Tras este proceso, el cuerpo de Gilda Mora es pormenorizado y representado como un paisaje complejo, que, al moverse entre estatuas, se distingue de ellas. La cercanía entre la representación de los objetos y el cuerpo femenino hila ambas ideas en una unicidad que hace respirar a los unos, y otorga un carácter plástico al otro. Se acoplan en una conceptualización cinematográfica que concede rumbos artísticos propios a la aparente simpleza de su unión (en la que, con vistas a una trascendencia, no se funden ni comparan). Como resultado de esta captura fílmica, se llega a una concreción inusitada de las imágenes comunes que abrazan el trasegar diario, una concreción que se hace encantadoramente extraña, atemporal y lúcida.

La cercanía entre la representación de los objetos y el cuerpo femenino hila ambas ideas en una unicidad que hace respirar a los unos, y otorga un carácter plástico al otro.

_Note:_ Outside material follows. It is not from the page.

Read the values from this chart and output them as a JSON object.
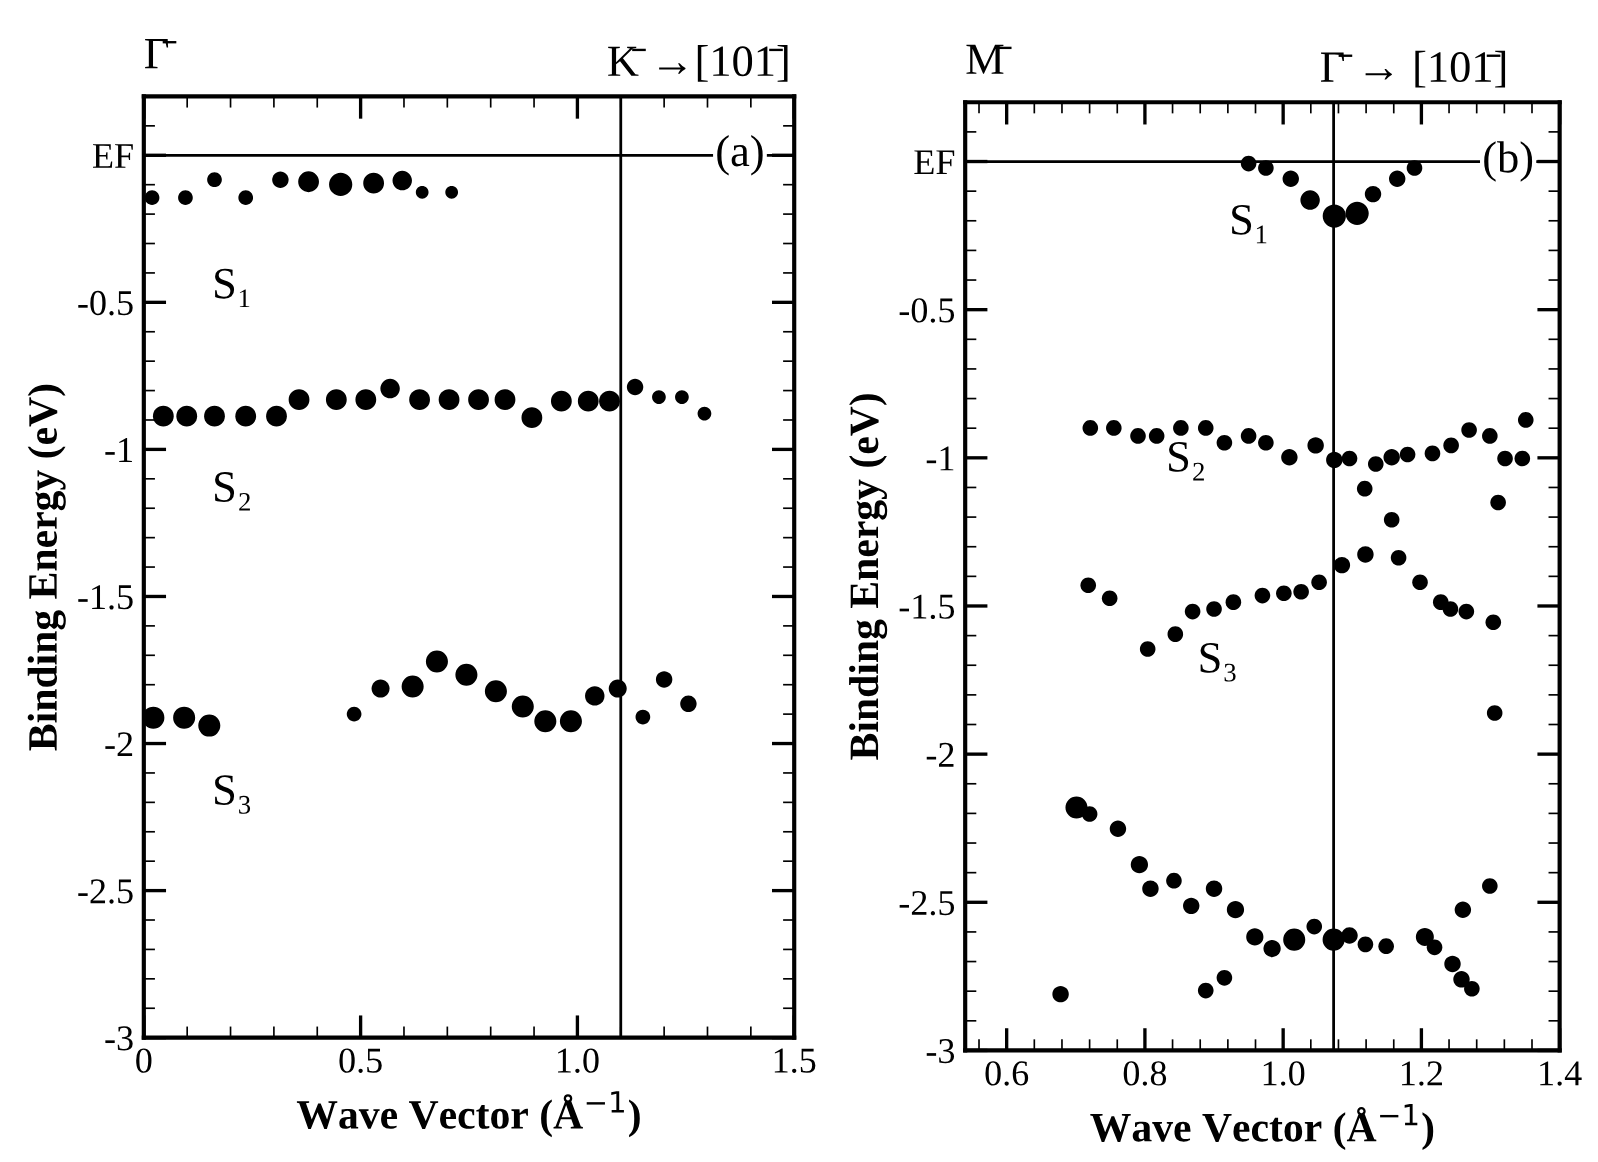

En ambos lados de este espejo, entremezclados, la regularidad y sus posibles derivas –que, aquí al menos, son tan reales como ella y Ella– se iluminan y oscurecen la una a las otras, y las otras a la una, como una conversación estética que permite una abstracción libre de adjudicaciones, juicios o adjetivos. La musicalidad presente en todo el metraje es, además, una decisión cinematográfica según la cual la atención se guía directamente hacia las imágenes en pantalla, que son, a todas luces –y sombras–, quienes más expresan.

 

Ella representa una forma de concebir el cine muy distinta a lo que, hasta ese momento, se había realizado en el país. Es un referente primigenio para aquellos cineastas que, años después, explorarían diversas reflexiones no narrativas acerca del cine y la cotidianidad, así como para aquellos con un interés especial por la representación femenina –en diferentes instancias–, o la respiración lenta y pesada (a la que a través del cine se puede acceder) de seres y ámbitos estáticos. Es un hito en la medida en que abrió un camino nuevo para el pensamiento fílmico colombiano, y brindó conceptos, hasta entonces inéditos, para su emancipación.

 

En este momento, la figura de la mujer, en su cotidianidad y franqueza, está siendo representada por ellas mismas; los roles cinematográficos van abriéndose a toda clase de realizadores, y revisar producciones que, como está, suponen alegatos aventurados a la profundidad de la esencia del género, en un contexto tan problemático como el nuestro, vale no solo como un ejercicio de memoria, sino también de inspección crítica al pasado y sus paradigmas. La cinta toma un camino conceptual que transgrede los encasillamientos estéticos de su tiempo, y es responsabilidad del nuestro tomarlo en cuenta como desembocadura creativa unificada a la sociedad.